Private insurers say the freeze, though temporary, may cause their bond ratings to drop, which will directly affect their bottom lines.

"We think the rule will have a drastic negative impact on some of our members," said Guy Marvin, president of the Florida Insurance Council, an industry group that represents most private property insurers still writing business in Florida.
Last week, Crist signed into law a bevy of fixes aimed at resuscitating Florida's property insurance market. Property owners in Florida have been reeling from skyrocketing rates and an exodus of private carriers after eight hurricanes hit the state in 2004 and 2005.

The new laws more than double the size of the Florida state hurricane catastrophe fund by putting policyholders on the hook for as much as $36 billion in hurricane losses that would be paid by assessing holders of property, automobile, commercial and other lines of insurance.

In response, Standard & Poor's Ratings Services and Fitch Ratings in the past week have downgraded ratings on outstanding bonds from the Florida Hurricane Catastrophe Fund Financing Corp.

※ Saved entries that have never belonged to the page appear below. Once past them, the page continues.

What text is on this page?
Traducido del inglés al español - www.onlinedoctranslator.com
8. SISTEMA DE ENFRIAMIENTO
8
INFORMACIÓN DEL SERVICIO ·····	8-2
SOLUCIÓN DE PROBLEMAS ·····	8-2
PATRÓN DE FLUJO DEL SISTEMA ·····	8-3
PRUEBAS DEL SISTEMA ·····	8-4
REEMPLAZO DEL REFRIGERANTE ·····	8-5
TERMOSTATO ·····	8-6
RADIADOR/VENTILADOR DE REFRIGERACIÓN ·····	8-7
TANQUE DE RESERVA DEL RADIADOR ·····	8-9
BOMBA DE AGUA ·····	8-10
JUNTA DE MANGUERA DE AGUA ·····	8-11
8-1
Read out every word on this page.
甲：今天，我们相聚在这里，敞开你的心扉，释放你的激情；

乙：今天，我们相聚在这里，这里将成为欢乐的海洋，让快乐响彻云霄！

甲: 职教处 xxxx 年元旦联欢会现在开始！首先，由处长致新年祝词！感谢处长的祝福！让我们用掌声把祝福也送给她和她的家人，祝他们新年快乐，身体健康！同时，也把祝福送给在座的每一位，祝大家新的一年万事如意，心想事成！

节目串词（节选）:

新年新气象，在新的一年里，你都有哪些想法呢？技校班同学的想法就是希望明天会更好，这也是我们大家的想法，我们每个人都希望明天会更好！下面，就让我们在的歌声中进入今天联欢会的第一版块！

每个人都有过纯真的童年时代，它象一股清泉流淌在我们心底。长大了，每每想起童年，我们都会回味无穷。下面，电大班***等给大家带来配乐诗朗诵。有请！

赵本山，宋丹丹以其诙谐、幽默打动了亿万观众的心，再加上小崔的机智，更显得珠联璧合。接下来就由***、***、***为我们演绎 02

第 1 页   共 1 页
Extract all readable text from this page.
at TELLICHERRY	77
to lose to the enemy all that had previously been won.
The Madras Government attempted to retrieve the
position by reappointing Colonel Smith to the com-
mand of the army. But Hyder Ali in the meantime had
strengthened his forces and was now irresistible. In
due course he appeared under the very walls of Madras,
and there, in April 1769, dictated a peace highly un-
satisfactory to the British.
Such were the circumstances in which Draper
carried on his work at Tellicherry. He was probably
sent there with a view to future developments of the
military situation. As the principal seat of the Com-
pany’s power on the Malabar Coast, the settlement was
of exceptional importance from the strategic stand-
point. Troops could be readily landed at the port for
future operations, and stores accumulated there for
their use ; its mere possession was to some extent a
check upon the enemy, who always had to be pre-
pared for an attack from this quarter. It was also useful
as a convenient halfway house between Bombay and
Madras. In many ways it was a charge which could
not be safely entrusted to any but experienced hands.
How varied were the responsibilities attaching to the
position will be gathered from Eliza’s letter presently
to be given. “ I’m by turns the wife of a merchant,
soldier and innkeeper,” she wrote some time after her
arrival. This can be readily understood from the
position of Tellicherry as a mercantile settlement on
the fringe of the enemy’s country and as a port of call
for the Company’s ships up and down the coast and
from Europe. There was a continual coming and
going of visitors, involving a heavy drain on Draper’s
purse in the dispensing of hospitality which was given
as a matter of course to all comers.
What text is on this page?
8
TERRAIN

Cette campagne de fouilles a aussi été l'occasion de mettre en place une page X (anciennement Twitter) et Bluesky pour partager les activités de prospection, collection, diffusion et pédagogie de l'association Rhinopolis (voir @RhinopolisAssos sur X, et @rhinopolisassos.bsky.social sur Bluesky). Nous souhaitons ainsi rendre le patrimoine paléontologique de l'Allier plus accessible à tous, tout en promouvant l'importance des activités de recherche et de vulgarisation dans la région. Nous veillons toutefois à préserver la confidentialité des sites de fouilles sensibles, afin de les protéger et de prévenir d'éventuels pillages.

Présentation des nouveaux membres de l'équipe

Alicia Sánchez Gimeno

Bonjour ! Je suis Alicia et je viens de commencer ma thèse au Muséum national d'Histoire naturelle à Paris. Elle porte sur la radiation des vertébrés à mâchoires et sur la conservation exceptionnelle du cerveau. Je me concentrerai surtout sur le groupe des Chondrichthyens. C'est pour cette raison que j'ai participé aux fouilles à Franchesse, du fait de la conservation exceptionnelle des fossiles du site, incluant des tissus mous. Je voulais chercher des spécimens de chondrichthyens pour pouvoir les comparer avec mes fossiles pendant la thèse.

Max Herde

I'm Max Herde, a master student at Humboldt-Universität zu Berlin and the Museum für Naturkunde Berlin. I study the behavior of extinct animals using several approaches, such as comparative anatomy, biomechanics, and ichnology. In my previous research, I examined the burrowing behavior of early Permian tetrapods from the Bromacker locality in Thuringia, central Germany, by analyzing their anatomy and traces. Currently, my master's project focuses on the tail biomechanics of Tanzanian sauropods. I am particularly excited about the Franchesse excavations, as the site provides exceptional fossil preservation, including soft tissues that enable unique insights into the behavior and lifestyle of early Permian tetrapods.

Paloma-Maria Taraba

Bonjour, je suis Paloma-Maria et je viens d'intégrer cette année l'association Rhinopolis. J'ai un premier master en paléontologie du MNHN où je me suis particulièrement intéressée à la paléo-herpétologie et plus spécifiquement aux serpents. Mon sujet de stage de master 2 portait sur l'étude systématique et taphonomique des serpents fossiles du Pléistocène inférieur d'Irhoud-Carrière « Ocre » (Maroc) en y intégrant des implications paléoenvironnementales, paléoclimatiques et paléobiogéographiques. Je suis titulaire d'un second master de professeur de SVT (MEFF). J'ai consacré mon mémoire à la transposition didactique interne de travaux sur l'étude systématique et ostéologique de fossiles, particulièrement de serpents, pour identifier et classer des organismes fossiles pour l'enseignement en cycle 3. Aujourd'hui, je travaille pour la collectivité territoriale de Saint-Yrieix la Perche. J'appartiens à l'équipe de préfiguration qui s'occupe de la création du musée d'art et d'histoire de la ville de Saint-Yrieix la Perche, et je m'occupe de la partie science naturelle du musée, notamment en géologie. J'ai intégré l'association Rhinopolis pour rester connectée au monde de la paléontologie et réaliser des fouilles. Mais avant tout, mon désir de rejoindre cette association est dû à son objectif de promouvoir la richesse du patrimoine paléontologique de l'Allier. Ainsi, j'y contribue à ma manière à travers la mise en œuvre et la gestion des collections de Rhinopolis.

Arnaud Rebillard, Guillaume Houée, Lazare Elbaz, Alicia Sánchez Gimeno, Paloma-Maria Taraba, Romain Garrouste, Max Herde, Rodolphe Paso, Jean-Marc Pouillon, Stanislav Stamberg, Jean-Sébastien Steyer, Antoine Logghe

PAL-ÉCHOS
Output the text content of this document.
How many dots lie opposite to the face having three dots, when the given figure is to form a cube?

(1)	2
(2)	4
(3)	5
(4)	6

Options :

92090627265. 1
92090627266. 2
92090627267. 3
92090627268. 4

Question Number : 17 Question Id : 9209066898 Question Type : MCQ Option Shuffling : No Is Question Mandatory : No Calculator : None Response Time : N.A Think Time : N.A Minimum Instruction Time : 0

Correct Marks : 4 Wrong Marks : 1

The new laws could significantly increase the amount of bonds issued by the fund, according to the Wall Street ratings agencies.
With access to cheaper reinsurance, insurers must pass on savings to their customers, who on average could see rates fall by more than 20 percent, state officials estimate.

In addition, Florida's biggest property insurer, state-run Citizens Property Insurance Corp., would expand by selling other types of coverage to some of the 1.3 million policyholders who have wind insurance with Citizens.

Lawmakers also froze Citizens' rate at 2006 levels, a move that negated planned increases of more than 75 percent.